S&P Global Ratings highlighted five factors to explain its AAA rating and stable outlook for the bonds. The single-family mortgage bond program has a legal framework that links key transaction parties' duties with proper execution of the program. The legal risks are also mitigated.

Second, the agency has a neutral assessment of the bond program's management and operational risk.

Third, the bonds have overcollaterization and cash flows capable of handling S&P's loss assumptions in all cash-flow stress scenarios, with a minimum projected asset-to-liability parity of 104.8%.

Fourth, the program has liquid reserves sufficient to cover "short-term disruptions in asset cash flows."

Fifth, the program has market position characteristics like the national housing market.

As a caution, S&P said the program's overcollateralization, measured by net parity after losses, is "very low" compared with that of peers, and "relatively close to being unable to cover credit loss assumptions at the current overcollateralization level."

S&P said it considered the program's environmental, social, and governmental factors to be neutral.

"Foreclosure rates of the [Georgia Housing and Finance] Authority since 2018 have been historically less than the foreclosure rates for Georgia reported in the Mortgage Bankers' Association's quarterly National Delinquency Survey," Evans said.

Meanwhile there appear to be glimmers of concerns about the housing market more generally.

Due to federal policies during the COVID-19 pandemic delinquent and seriously delinquent mortgage loan rates declined in 2020 and 2021. Since 2021 they have increased steadily, according to Fitch Ratings and the Federal Reserve, and are now roughly equal to the 2019 levels.

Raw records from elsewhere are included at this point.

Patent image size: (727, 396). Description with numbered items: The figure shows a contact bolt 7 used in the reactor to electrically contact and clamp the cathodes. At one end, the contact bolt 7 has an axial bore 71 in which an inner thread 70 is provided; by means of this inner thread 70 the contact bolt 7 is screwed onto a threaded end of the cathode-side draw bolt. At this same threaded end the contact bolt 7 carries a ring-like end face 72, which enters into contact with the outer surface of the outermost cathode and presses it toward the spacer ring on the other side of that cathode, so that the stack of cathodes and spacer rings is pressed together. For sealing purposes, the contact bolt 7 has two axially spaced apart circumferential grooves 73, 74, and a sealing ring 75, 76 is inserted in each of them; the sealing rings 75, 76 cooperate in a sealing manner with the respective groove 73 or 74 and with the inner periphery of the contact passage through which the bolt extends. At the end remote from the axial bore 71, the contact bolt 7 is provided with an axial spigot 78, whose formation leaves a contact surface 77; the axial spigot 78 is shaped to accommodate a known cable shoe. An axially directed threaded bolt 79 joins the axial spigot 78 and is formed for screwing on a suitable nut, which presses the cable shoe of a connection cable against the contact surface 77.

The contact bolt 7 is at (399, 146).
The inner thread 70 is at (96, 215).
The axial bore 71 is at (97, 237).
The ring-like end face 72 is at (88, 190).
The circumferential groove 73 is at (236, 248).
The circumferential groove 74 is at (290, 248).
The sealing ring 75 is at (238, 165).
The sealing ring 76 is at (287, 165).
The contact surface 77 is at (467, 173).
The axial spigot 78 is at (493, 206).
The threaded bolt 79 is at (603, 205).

Similarly, the rates of delinquent and seriously delinquent home equity line of credit loans have also largely returned to the 2018 levels after falling during the pandemic.

Fitch's examination of non-prime residential mortgage-backed securities issued after the Great Recession show that 30 plus day delinquencies increased to 6.3% as of December from 4.6% in December 2023 and 2.3% in 2019. Prime RMBS issued after the Great Recession also experienced a 30 plus day delinquency rate increase to 0.9% in December 2024 from 0.7% in December 2023.

"Fitch expects RMBS loan performance to deteriorate slightly throughout 2025 as the effects of elevated interest rates pass through the economy and stretched affordability continues to challenge borrowers," Fitch said in early April.

In March Moody's Ratings said changes in federal policies would likely have a negative impact on the affordable housing sector, with a medium severity. Among the concerns it raised were the Trump-administration's proposed freezes to programs vital to affordable housing.

Moody's highlighted the possible loss of tax-exempt private activity bonds as potentially harming housing finance agencies. Impairment of the Federal Housing Administration insurance programs could weaken housing finance agencies' portfolios and future offerings, Moody's said.

In January S&P raised several concerns for the public finance housing sector including rising utility, labor and insurance coverage costs. Federal revisions to the low-income housing tax credit program, federal appropriations, tariffs, and tighter border security could raise costs for housing construction.